La famiglia che rileva, a tale scopo, è la cosiddetta “famiglia fiscale” ossia quella presente in Anagrafe tributaria, determinata in base ai dati delle dichiarazioni presentate: il contribuente, il coniuge (anche se non fiscalmente a carico), i figli e, o, gli altri familiari a carico.

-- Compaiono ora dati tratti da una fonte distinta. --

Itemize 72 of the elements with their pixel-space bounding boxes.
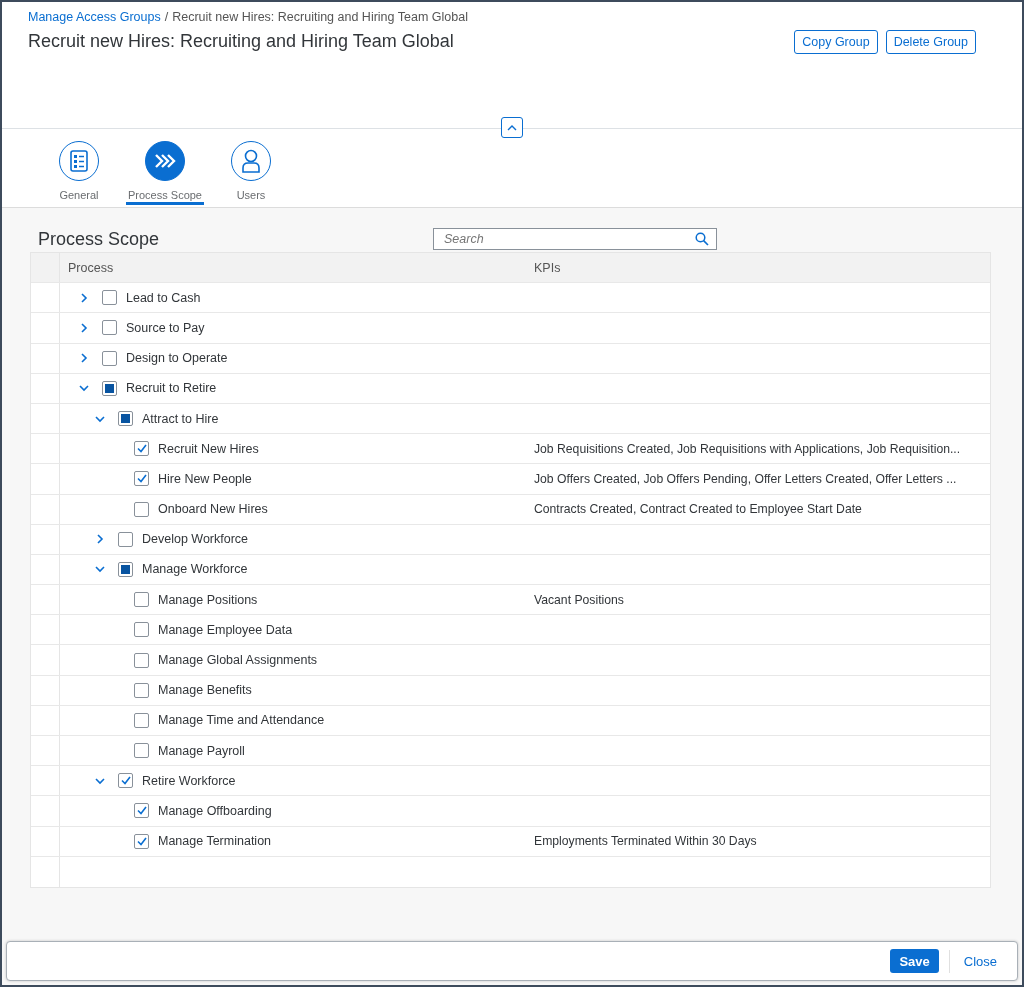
tab[interactable]: Users [212, 141, 290, 205]
checkbox[interactable] [102, 350, 117, 366]
collapse-header-button[interactable] [501, 117, 523, 138]
header-action-button[interactable]: Delete Group [885, 30, 976, 54]
checkbox[interactable] [134, 682, 149, 698]
kpi-list: Job Requisitions Created, Job Requisitions with Applications, Job Requisition... [534, 441, 961, 456]
process-name: Manage Employee Data [158, 622, 293, 637]
chevron-right-icon[interactable] [95, 534, 105, 545]
caret-up-icon [507, 124, 517, 131]
breadcrumb-current: Recruit new Hires: Recruiting and Hiring Team Global [172, 10, 468, 24]
column-header: KPIs [534, 260, 561, 275]
person-icon [241, 149, 261, 173]
process-name: Manage Benefits [158, 683, 252, 698]
process-name: Manage Time and Attendance [158, 713, 325, 728]
checkbox[interactable] [134, 743, 149, 759]
close-button[interactable]: Close [948, 949, 1003, 973]
process-name: Manage Global Assignments [158, 653, 318, 668]
chevron-down-icon[interactable] [79, 383, 89, 394]
process-name: Retire Workforce [142, 773, 236, 788]
process-name: Develop Workforce [142, 532, 249, 547]
process-name: Recruit to Retire [126, 381, 217, 396]
checkbox[interactable] [134, 712, 149, 728]
chevrons-right-icon [154, 153, 176, 169]
checkbox[interactable] [134, 652, 149, 668]
checkbox[interactable] [134, 803, 149, 819]
chevron-down-icon[interactable] [95, 775, 105, 786]
checkbox[interactable] [118, 773, 133, 789]
chevron-down-icon[interactable] [95, 564, 105, 575]
checkbox[interactable] [102, 380, 117, 396]
process-name: Attract to Hire [142, 411, 219, 426]
search-field[interactable]: Search [433, 228, 717, 250]
page-title: Recruit new Hires: Recruiting and Hiring Team Global [28, 31, 455, 52]
checkbox[interactable] [134, 592, 149, 608]
tab[interactable]: Process Scope [126, 141, 204, 205]
checkbox[interactable] [118, 411, 133, 427]
process-name: Onboard New Hires [158, 502, 268, 517]
kpi-list: Employments Terminated Within 30 Days [534, 834, 757, 849]
process-name: Recruit New Hires [158, 441, 259, 456]
checkbox[interactable] [102, 320, 117, 336]
process-name: Hire New People [158, 471, 252, 486]
checkbox[interactable] [118, 531, 133, 547]
breadcrumb-link[interactable]: Manage Access Groups [28, 10, 161, 24]
kpi-list: Contracts Created, Contract Created to Employee Start Date [534, 502, 862, 517]
checkbox[interactable] [134, 441, 149, 457]
kpi-list: Job Offers Created, Job Offers Pending, Offer Letters Created, Offer Letters ... [534, 471, 957, 486]
checkbox[interactable] [102, 290, 117, 306]
header-action-button[interactable]: Copy Group [794, 30, 878, 54]
process-name: Manage Workforce [142, 562, 248, 577]
process-name: Manage Termination [158, 834, 272, 849]
kpi-list: Vacant Positions [534, 592, 624, 607]
search-icon [695, 232, 709, 246]
process-name: Manage Positions [158, 592, 258, 607]
checkbox[interactable] [118, 561, 133, 577]
process-name: Manage Offboarding [158, 803, 272, 818]
checkbox[interactable] [134, 501, 149, 517]
chevron-down-icon[interactable] [95, 413, 105, 424]
checkbox[interactable] [134, 833, 149, 849]
process-name: Source to Pay [126, 320, 205, 335]
checkbox[interactable] [134, 471, 149, 487]
save-button[interactable]: Save [890, 949, 939, 973]
list-icon [69, 150, 89, 172]
chevron-right-icon[interactable] [79, 322, 89, 333]
column-header: Process [68, 260, 114, 275]
chevron-right-icon[interactable] [79, 292, 89, 303]
process-name: Lead to Cash [126, 290, 201, 305]
breadcrumb-separator: / [164, 10, 169, 24]
chevron-right-icon[interactable] [79, 353, 89, 364]
process-name: Manage Payroll [158, 743, 245, 758]
section-title: Process Scope [38, 228, 161, 250]
process-name: Design to Operate [126, 351, 228, 366]
checkbox[interactable] [134, 622, 149, 638]
tab[interactable]: General [40, 141, 118, 205]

Tale concetto di famiglia, in alcuni casi, può non coincidere con quello, più ampio, di “famiglia anagrafica” che comprende anche i figli maggiorenni e/o gli altri familiari conviventi, nonché i conviventi di fatto, non fiscalmente a carico.

 

L’Ufficio, quindi, prima di inviare formale invito al contraddittorio, deve effettuare i necessari riscontri sulla reale situazione familiare del contribuente, eventualmente aggiornando la composizione del suo nucleo familiare effettivo (il contribuente, anche in questa sede, può comunque fornire all’Ufficio una diversa rappresentazione della propria situazione familiare). In tal modo si evita la selezione di soggetti che, apparentemente incongruenti con il reddito individuale dichiarato, risultano invece regolari sulla base del reddito complessivo dichiarato dall’intera famiglia.

 

Beni e servizi rilevanti

In assenza di prova contraria, i beni e i servizi rilevanti, indicativi di capacità contributiva, utilizzati dall’Agenzia delle Entrate per la ricostruzione sintetica del reddito, sono

 

Consumi

– di generi alimentari, bevande, abbigliamento e calzature;

– per l’abitazione (mutui, canoni di locazione, acqua e condominio, ecc.) e combustibili ed energia (elettricità, gas, riscaldamento, ecc.);

– mobili, elettrodomestici e servizi per la casa (elettrodomestici e arredi, biancheria, detersivi, pentole, lavanderia e riparazioni, collaboratori domestici, altro);

– sanità;

– trasporti (assicurazione RC, incendio e furto, bollo, pezzi di ricambio, olio e lubrificanti, carburanti, manutenzione e riparazione, taxi e altri trasporti, ecc.);

– comunicazioni (acquisto apparecchi per telefonia, spese telefono, altro);

– istruzione e tempo libero, cultura e giochi.

 

Investimenti

– immobili (fabbricati e terreni), manutenzione straordinaria delle unità abitative e beni mobili registrati (autoveicoli, caravan, motoveicoli, minicar, natanti e imbarcazioni, aeromobili);

– polizze assicurative (investimento, previdenza, vita) e contributi previdenziali volontari;

– azioni, obbligazioni, conferimenti, quote di partecipazione, fondi d’investimento, derivati, ecc. e oggetti d’arte o antiquariato;

– donazioni ed erogazioni liberali.

 

Beni diversi

Si aggiungono anche i beni e servizi diversi, ritenuti comunque rilevanti.

 

Per tutte le tipologie di beni e servizi rilevanti, rileva la spesa sostenuta per il loro acquisto e le spese sostenute per il connesso loro mantenimento.

 

Si considerano, inoltre, sostenute dal contribuente anche le spese per i beni e i servizi effettuate dal coniuge e dai familiari a carico.

 

 

Redditometro anche per i lavoratori dipendenti

Nella sentenza in commento i giudici tributari chiariscono che è assolutamente indifferente, ai fini dell’applicazione del redditometro, la natura del contribuente: tale strumento di accertamento fiscale, infatti, può essere utilizzato per la rettifica delle dichiarazioni dei redditi delle persone fisiche indipendentemente dalle tipologie di redditi dalle stesse percepiti. Dunque il fisco può procedere tanto per i lavoratori autonomi che per i lavoratori dipendenti, accertando le spese da questi sostenute e lasciando ad essi l’onere della prova contraria.

 

La condizione di lavoratore dipendente del soggetto accertato, non esclude la legittimità dell’accertamento sintetico quando il dato dei consumi e degli investimenti, ossia la capacità di spesa dello stesso, sia incongruente con quanto dallo stesso complessivamente dichiarato nell’anno di imposta.

 

Lo scopo di tale metodologia accertativa, si legge nella sentenza in commento, è infatti, proprio quello di individuare fonti di reddito non dichiarate, in base alle quali si manifesti una capacità di spesa ben superiore rispetto al reddito da lavoro dipendente dichiarato.


[1] CTR Roma sent. n. 7101/15 del 28.12.2015.